In 2008, NQF endorsed 17 performance measures for care from the end of pregnancy through discharge from a hospital or birth center. The project also identified gaps in measures and areas where new measures are needed. Childbirth Connection’s Executive Director, Maureen Corry, served as Co-Chair of the Steering Committee that guided this project. NQF has now endorsed a total of 25 performance measures with special relevance to maternity care. Other NQF projects with implications for maternity care include its standards for informed consent, for consumer-focused public reporting of performance results, and for infection control.
What new measures can make a big difference for many mothers and babies?
Of the 17 performance measures that the National Quality Forum recently endorsed, several would – if widely implemented – improve care for a large proportion of childbearing women and newborns:
- Elective Delivery Prior to 39 Completed Weeks Gestation
- Cesarean Rate for Low-Risk First-Birth Women
- Incidence of Episiotomy
- Exclusive Breastfeeding at Hospital Discharge.
Other measures in the set address less common interventions and conditions and thus have potential to improve care for a smaller proportion of women and babies.
What are the next steps in using performance measurement to improve maternity care quality?
More work is needed to ensure that performance measurement results in maternity care quality improvement. Use of the measures is voluntary, and it will be important for those with regulatory or purchasing power (such as states, Medicaid programs and accrediting bodies) to measure performance and publicly report results. Consumers will need access to user-friendly reports and help with interpreting results and using them to choose high quality care. To drive needed quality improvement, purchasers should use results to shape how they pay for and reward high quality maternity care. Feeding results back to maternity health professionals and facilities will help them to improve their care.
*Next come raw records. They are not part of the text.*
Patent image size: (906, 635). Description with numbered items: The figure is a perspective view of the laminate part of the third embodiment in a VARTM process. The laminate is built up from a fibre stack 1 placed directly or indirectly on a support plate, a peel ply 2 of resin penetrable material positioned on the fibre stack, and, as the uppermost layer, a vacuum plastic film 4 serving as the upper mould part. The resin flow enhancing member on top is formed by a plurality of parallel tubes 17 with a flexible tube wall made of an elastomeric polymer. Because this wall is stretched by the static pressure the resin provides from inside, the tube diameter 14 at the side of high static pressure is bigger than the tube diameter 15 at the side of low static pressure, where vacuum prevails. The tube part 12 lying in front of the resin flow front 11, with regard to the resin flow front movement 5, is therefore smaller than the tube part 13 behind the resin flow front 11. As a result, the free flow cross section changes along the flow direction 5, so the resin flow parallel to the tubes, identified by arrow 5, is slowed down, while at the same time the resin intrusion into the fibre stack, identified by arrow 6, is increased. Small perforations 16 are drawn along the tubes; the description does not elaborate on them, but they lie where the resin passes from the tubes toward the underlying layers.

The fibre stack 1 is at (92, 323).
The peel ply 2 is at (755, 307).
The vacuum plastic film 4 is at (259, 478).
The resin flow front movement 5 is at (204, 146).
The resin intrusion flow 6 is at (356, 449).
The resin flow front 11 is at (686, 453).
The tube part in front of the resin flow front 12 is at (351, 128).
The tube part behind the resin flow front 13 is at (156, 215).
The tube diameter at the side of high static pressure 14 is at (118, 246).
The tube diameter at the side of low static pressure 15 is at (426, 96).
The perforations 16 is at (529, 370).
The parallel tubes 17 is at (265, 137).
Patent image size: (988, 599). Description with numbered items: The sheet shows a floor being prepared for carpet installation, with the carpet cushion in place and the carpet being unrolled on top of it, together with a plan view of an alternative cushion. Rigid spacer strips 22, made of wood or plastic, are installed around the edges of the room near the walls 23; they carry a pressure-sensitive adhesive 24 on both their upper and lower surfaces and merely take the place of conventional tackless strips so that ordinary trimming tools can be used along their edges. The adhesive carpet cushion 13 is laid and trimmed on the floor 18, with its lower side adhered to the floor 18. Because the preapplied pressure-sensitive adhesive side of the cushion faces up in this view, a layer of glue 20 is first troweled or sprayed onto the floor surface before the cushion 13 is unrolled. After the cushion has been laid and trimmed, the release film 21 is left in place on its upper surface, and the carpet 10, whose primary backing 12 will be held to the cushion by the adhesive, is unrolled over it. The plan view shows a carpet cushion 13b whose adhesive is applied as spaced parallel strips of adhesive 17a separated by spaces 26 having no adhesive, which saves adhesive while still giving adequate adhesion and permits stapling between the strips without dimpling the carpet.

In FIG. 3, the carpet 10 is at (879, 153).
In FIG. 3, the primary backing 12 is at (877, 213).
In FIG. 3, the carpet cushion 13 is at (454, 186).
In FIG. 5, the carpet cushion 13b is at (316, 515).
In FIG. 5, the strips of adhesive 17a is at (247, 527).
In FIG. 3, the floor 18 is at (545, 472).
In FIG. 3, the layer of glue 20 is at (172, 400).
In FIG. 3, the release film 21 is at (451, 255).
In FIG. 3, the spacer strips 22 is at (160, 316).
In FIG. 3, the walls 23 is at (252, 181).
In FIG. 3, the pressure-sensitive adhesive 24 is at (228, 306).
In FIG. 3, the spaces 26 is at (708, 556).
Learn about efforts to expand the impact of NQF measures on our Progress page >>
It will also be important to identify and endorse high-quality national performance measures for segments of maternity care that were not included in the 2008 measure set — pregnancy, postpartum care, and coordination of care across the maternity continuum and between maternity care and the rest of the health care system. It will be crucial to fill in important gaps where sound measures do not currently exist, and to monitor and improve the process of maternity performance measurement.